Постепенно ситуация становилась все более безумной. Смех, гиканье, беспорядочное похлопывание по спине. Это было похоже на вечеринку в честь Нового года. Кружились и танцевали пары. Затем я начал узнавать лица.
Я узнал старых школьных друзей, соседей по колледжу, учителей, смотрителей общежития, отца в темном костюме, мать в темно-бордовом сари, Биби Лахори с короткими волосами и перевязанной грудью, дядюшек, тетушек, кузенов.
Черт побери, танцующий парень в желтых целлофановых очках и с хлопающими кроличьими ушами — это Милер. На стуле сзади танцевал Соберс с огромным фальшивым носом, как у инспектора Клузе. И владелец магазина фруктов в колледже! Толстый Говинджи! Что он здесь делает? Подкидывает вверх яблоки, апельсины, бананы и ловит их в ревущий стальной кувшин миксера!
В этом шуме Физз тихо сидела за столом клерка рядом с судьей. На ней был надет воротничок адвоката, и она усердно делала записи. Она выглядела печальной.
Я взглянул вверх: судья надел красную конусообразную шляпу с серебряным колокольчиком из папье-маше на верхушке. Он громко гудел во вращающийся гудок, раздувая толстые щеки; вместо молотка у него в руке теперь был большой ананас.
Я посмотрел на него умоляюще и сказал:
― Милорд, ваша честь, можно я пойду домой и закончу свой труд?
― Чтооо? — переспросил судья.
― Милорд, глюкодин и парацетамол! — закричала толпа.

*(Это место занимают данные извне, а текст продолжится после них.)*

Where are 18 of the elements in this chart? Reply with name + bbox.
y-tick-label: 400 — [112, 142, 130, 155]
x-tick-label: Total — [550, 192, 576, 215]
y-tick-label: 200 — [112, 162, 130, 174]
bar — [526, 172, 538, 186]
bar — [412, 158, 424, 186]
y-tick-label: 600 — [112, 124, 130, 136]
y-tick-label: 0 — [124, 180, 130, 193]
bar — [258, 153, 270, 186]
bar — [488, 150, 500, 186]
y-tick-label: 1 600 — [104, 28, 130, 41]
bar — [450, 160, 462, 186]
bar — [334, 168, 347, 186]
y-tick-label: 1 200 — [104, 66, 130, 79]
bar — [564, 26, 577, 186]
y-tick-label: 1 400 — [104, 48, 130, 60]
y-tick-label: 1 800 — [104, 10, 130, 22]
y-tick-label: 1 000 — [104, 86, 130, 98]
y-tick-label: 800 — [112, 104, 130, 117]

И судья поднял большой ананас, держа его высоко, словно трофей, чтобы осипшая толпа могла поаплодировать, а затем ударил им о стол.
Ананас взорвался, словно бомба, аккуратные кусочки разлетелись по залу суда.

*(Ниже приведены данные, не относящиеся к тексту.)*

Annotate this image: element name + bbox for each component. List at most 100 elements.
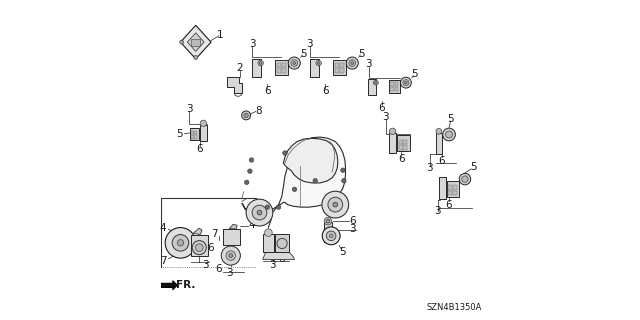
Text: 3: 3 [435,206,441,216]
Circle shape [221,246,241,265]
Bar [394,87,398,91]
Bar [252,59,260,77]
Circle shape [244,113,248,118]
Text: 7: 7 [212,229,218,239]
Bar [399,140,403,144]
Polygon shape [161,281,177,290]
Polygon shape [193,228,202,235]
Text: 8: 8 [255,106,262,116]
Bar [275,234,289,252]
Circle shape [403,80,409,86]
Text: 6: 6 [349,216,356,226]
Text: FR.: FR. [177,280,196,290]
Polygon shape [229,224,237,229]
Bar [440,177,447,199]
Circle shape [288,57,300,69]
Bar [403,140,407,144]
Circle shape [445,131,452,138]
Polygon shape [242,137,346,214]
Circle shape [172,235,189,251]
Bar [275,60,287,75]
Bar [310,59,319,77]
Text: 6: 6 [278,254,285,264]
Polygon shape [188,33,204,52]
Text: 6: 6 [322,86,328,96]
Circle shape [326,231,336,241]
Circle shape [165,228,196,258]
Bar [276,63,281,67]
Bar [191,131,193,134]
Circle shape [317,62,320,64]
Bar [389,133,396,153]
Bar [335,63,339,67]
Text: 6: 6 [216,264,222,274]
Bar [389,80,400,93]
Polygon shape [227,76,243,93]
Circle shape [404,82,407,84]
Text: 3: 3 [186,104,193,114]
Bar [453,191,457,195]
Bar [447,181,459,197]
Text: 6: 6 [398,154,404,164]
Text: 7: 7 [265,219,272,229]
Circle shape [259,62,262,64]
Text: 5: 5 [447,114,454,124]
Text: 6: 6 [207,243,214,252]
Bar [194,135,196,139]
Circle shape [265,205,269,209]
Bar [403,145,407,150]
Circle shape [460,173,470,185]
Circle shape [226,251,236,260]
Text: 5: 5 [177,129,183,139]
Bar [368,79,376,95]
Circle shape [329,234,333,238]
Text: 3: 3 [365,60,372,69]
Bar [282,68,285,73]
Bar [262,234,274,252]
Circle shape [401,77,412,88]
Circle shape [333,202,338,207]
Circle shape [242,111,250,120]
Circle shape [322,227,340,245]
Bar [335,68,339,73]
Circle shape [180,40,184,44]
Text: 1: 1 [218,30,224,40]
Text: 3: 3 [383,112,389,122]
Circle shape [443,128,456,141]
Bar [390,83,394,86]
Circle shape [276,205,281,209]
Circle shape [192,241,206,255]
Text: 3: 3 [249,39,256,49]
Bar [276,68,281,73]
Bar [333,60,346,75]
Text: 3: 3 [227,268,233,278]
Circle shape [340,168,345,172]
Circle shape [194,55,198,59]
Circle shape [252,205,267,220]
Circle shape [351,62,353,64]
Bar [282,63,285,67]
Text: 5: 5 [412,69,418,79]
Text: 4: 4 [249,220,255,230]
Text: 3: 3 [202,260,209,269]
Text: 3: 3 [349,224,356,235]
Text: SZN4B1350A: SZN4B1350A [426,303,481,312]
Bar [191,135,193,139]
Circle shape [390,128,396,134]
Text: 3: 3 [427,163,433,173]
Text: 5: 5 [300,49,307,59]
Bar [390,87,394,91]
Bar [448,186,452,190]
Bar [223,229,240,245]
Circle shape [374,82,377,84]
Bar [394,83,398,86]
Text: 6: 6 [438,156,445,166]
Circle shape [195,244,203,252]
Circle shape [346,57,358,69]
Text: 2: 2 [236,63,243,73]
Bar [399,145,403,150]
Circle shape [324,217,332,225]
Bar [324,222,332,242]
Circle shape [316,60,321,66]
Circle shape [436,128,442,134]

Сумасшедшая толпа закричала:
― О Шекспииииир!
И стала хватать кусочки, словно летающие тарелки.
Судья посмотрел на полицейского с ввалившимися глазами и рявкнул: «Франц!»
Франц наклонился вперед и звучно ударил меня еще раз.
Я закричал:
― О Шекспиииир!
Все обрадовались, подняли руки и начали танцевать.
Физз сурово посмотрела на них, вынула изо рта свисток и объявила перерыв.
Я тотчас проснулся, потянулся к молчаливому будильнику и прижал его рукой.
Не разбудив Физз, я сделал себе чашку чая и выпил ее, стоя на балконе. Было еще темно. Ни в одном из соседних домов не горел свет. Как только пробьет шесть часов, за каких-то безумных пятнадцать минут проснутся дети, появятся газеты, чай и на улицах покажутся прохожие. Это был последний час тишины, и казалось, что даже уличные фонари отдыхают после долгой ночи.
Выпив чашку чая, я вошел в кабинет и открыл «Брата», прочитал все, что написал до этого. Было несколько неплохих мест. Но когда я закончил, то оказался там же, где был, когда мы пошли в «Сузи Вонг» неделю назад.
Однако я решил больше не колебаться: «Помни, труд писателя в большей степени зависит от его дисциплины, чем от вдохновения». Я начал стучать по клавишам. Начал третью часть.